David Crystal, linguista britânico, considera o dialecto a «variante de uma língua, distinta em termos sociais ou regionais, identificado por um conjunto de palavras e estruturas gramaticais, associadas a uma pronúncia específica».
Wilhelm Meyer-Lübke, filólogo suíço, define o dialecto crioulo como «falar indígena, resultado do emprego de uma língua de civilização pelos nativos nas suas relações, principalmente comerciais, caracterizado pela extrema simplificação das formas gramaticais».
Leite de Vasconcelos, o linguista e filólogo português que mais estudou a dialectologia portuguesa, entende que «o estudo dos crioulos tem grande importância, tanto para a psicologia da linguagem, como para a filologia, enquanto revelam operações notáveis no desenvolvimento da fala humana».

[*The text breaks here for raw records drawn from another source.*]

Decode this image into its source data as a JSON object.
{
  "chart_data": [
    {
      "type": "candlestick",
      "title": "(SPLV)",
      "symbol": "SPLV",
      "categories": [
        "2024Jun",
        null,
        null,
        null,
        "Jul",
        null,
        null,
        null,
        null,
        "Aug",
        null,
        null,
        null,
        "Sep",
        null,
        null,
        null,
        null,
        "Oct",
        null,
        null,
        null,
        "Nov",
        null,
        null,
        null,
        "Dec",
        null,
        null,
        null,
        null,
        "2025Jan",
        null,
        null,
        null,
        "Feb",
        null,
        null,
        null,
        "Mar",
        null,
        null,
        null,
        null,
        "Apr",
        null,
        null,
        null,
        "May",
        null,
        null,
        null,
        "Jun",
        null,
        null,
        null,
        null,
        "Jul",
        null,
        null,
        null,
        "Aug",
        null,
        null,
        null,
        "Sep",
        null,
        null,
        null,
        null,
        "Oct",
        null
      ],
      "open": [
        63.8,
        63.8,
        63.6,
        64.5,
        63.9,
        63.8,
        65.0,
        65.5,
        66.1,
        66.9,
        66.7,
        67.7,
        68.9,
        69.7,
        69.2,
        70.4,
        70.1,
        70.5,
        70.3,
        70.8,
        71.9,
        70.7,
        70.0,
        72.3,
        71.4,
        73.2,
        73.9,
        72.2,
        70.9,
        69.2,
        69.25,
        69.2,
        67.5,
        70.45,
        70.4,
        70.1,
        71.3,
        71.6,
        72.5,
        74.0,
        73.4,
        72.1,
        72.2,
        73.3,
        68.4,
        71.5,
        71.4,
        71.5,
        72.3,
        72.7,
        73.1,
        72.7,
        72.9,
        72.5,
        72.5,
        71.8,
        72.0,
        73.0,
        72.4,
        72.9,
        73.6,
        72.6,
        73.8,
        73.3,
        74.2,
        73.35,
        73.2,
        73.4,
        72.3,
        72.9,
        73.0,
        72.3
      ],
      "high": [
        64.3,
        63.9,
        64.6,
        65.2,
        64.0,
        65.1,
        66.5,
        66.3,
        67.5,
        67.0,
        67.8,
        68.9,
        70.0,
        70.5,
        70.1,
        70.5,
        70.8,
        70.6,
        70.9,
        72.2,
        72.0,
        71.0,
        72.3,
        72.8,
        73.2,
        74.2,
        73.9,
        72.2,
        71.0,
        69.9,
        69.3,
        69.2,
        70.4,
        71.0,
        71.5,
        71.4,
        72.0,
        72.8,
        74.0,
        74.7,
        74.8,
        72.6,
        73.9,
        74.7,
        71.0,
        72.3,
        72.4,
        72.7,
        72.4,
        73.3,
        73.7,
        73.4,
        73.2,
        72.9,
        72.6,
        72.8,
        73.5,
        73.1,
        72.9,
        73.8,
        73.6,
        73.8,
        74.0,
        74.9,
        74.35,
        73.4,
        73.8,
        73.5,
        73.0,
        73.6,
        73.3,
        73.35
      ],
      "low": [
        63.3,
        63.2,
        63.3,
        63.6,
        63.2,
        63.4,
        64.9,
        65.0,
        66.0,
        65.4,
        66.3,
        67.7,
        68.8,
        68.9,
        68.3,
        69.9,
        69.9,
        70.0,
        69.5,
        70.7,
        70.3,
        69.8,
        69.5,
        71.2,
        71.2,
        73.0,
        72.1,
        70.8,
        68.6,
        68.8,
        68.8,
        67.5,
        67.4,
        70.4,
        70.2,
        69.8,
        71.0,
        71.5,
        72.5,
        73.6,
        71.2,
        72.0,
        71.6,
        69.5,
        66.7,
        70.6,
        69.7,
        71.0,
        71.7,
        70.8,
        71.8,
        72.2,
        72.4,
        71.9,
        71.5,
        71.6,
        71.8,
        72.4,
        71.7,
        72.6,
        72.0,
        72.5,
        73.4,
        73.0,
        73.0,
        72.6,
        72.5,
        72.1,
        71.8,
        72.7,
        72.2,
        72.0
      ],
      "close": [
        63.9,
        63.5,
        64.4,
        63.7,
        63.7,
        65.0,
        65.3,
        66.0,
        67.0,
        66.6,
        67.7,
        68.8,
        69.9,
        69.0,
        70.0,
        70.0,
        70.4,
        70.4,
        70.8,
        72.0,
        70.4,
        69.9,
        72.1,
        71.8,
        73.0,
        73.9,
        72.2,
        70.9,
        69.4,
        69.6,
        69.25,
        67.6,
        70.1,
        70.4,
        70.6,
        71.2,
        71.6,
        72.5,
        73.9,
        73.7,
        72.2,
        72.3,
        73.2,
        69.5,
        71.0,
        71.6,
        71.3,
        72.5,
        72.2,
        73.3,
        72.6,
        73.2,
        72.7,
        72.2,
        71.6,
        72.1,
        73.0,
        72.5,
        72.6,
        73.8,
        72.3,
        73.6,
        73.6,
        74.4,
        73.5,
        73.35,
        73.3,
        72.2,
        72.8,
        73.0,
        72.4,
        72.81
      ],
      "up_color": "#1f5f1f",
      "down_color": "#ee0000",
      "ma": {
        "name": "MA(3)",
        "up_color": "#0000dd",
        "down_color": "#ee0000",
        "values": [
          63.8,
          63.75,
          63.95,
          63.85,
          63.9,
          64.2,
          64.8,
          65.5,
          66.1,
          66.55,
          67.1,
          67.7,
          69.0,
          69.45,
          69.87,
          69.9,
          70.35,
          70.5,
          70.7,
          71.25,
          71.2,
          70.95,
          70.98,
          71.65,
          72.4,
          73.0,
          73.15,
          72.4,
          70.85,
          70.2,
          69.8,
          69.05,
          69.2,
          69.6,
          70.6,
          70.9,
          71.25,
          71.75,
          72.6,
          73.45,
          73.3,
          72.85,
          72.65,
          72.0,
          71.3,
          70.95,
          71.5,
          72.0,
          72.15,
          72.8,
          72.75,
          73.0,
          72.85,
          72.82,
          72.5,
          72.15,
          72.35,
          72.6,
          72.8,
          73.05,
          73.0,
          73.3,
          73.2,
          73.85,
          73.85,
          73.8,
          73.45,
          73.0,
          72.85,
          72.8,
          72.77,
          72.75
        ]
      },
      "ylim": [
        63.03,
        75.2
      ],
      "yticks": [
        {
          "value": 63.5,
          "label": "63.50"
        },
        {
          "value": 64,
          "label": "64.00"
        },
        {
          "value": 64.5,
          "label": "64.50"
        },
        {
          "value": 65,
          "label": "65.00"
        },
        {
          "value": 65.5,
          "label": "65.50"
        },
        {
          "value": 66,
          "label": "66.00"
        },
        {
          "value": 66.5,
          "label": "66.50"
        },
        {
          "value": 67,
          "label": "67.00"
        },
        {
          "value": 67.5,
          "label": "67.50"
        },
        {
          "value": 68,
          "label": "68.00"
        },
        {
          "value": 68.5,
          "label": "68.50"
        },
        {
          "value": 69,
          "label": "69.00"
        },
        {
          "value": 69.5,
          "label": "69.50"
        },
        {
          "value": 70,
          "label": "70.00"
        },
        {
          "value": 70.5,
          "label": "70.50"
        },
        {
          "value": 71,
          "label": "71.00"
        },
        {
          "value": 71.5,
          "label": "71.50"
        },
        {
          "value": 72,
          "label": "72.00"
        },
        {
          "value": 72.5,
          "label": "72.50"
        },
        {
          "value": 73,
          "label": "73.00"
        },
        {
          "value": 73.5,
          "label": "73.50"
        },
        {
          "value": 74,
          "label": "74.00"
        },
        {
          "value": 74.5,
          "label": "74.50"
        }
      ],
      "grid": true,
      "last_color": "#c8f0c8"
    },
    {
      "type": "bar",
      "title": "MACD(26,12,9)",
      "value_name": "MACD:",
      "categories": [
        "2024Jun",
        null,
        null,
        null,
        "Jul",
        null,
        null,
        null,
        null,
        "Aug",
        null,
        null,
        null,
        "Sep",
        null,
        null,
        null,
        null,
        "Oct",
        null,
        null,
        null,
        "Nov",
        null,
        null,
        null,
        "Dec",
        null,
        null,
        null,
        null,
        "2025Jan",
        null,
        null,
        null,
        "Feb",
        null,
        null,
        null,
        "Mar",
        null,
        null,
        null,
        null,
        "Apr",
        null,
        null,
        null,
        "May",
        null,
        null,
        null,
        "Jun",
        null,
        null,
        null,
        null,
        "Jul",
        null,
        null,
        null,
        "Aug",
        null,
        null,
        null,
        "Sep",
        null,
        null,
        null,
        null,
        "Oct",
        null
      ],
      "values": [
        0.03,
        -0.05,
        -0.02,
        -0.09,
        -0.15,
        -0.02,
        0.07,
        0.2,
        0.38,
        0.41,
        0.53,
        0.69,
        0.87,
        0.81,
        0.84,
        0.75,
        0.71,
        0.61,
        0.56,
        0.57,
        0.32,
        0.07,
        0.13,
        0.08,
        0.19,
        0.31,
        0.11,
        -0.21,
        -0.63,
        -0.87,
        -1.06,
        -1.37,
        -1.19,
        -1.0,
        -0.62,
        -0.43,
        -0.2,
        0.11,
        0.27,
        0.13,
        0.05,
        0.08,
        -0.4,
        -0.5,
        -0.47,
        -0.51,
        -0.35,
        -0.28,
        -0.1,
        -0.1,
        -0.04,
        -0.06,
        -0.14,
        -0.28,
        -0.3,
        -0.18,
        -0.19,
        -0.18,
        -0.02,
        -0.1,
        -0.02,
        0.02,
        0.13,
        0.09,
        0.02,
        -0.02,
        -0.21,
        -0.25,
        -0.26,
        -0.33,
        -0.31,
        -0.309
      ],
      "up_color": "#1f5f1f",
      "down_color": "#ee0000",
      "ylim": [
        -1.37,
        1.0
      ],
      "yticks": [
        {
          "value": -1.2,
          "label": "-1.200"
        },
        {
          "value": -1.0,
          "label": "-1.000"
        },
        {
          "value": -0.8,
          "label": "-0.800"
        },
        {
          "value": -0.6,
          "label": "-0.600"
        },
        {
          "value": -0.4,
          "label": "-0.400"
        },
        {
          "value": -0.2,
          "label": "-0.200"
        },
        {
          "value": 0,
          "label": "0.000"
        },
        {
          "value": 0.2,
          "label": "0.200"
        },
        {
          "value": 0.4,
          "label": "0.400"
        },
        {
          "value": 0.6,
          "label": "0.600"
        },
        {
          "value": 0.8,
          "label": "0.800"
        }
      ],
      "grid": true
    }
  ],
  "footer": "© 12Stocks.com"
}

E foi deste modo que classificou os diversos dialectos que tiveram origem na Língua Portuguesa:
1 – Continentais:
Interamnense (entre Douro-e-Minho)
Transmontano (Trás-os-Montes)
Beirão (Beira-Alta e Beira-Baixa)
Meridional (sul de Portugal)
2 – Insulanos:
Açoriano (Açores)
Madeirense (Madeira)
3 – Ultramarinos:
1 – Dialecto Brasileiro
2 – Indo-português:
a – Dialecto crioulo de Diu
b – Dialecto crioulo de Damão
c – Dialecto norteiro (Bombaim, Baçaim, Chaul…)
d – Português de Goa
e – Dialecto crioulo de Mangalor
f – Dialecto Crioulo de Cananor
g – Dialecto crioulo de Maé
h – Dialecto crioulo de Cochim
i – Português da costa de Coromandel
3 – Dialecto crioulo de Ceilão
4 – Dialecto crioulo macaísta ou de Macau
5 - Malaio-português:
a – Dialecto crioulo de Java
b – Dialecto Crioulo de Malaca e Singapura
6 – Português de Timor
7 – Dialecto Crioulo Cabo-verdiano ou de Cabo Verde
8 – Dialecto Crioulo Guineense ou da Guiné
9 – Dialectos crioulos do Golfo da Guiné (Ilhas de São Tomé e Príncipe e Ano Bom)
10 – Português das costas de África – Angola, Moçambique, Zanzibar, Mombaça, Melinde Quíloa.
Eis, em suma, os crioulos e os dialectos aos quais a Língua Portuguesa deu origem, por esse mundo fora, e salta à vista que os linguistas (não os pseudo-linguistas) não consideram a língua que se escreve e fala no Brasil, o tal Português Brasileiro, mas sim um Dialecto Brasileiro, que seguirá o rumo natural dos dialectos, transformando-se, mais dia, menos dia, em Língua Brasileira.
Daí que ser premente que o Brasil fique com o Dialecto deles, e nós, Portugueses, fiquemos com a nossa Língua Portuguesa, para que esta possa ter futuro em Portugal, na Europa e no mundo. Se o AO90 se impuser, a Língua Portuguesa será extinta, como foi o Latim.
Não interessa ser a língua mais falada no mundo, quando essa língua perde a sua dignidade de Língua, e é substituída por um Dialecto.
Nada contra o Dialecto Brasileiro. O Brasil possui um riquíssimo vocabulário e uma Literatura fabulosa, que pode e deve seguir um caminho diferente do dos outros países ditos lusófonos, e mais propriamente de Portugal, o único país que se vergou a esta vergonhosa e ilegal imposição da grafia de um dialecto.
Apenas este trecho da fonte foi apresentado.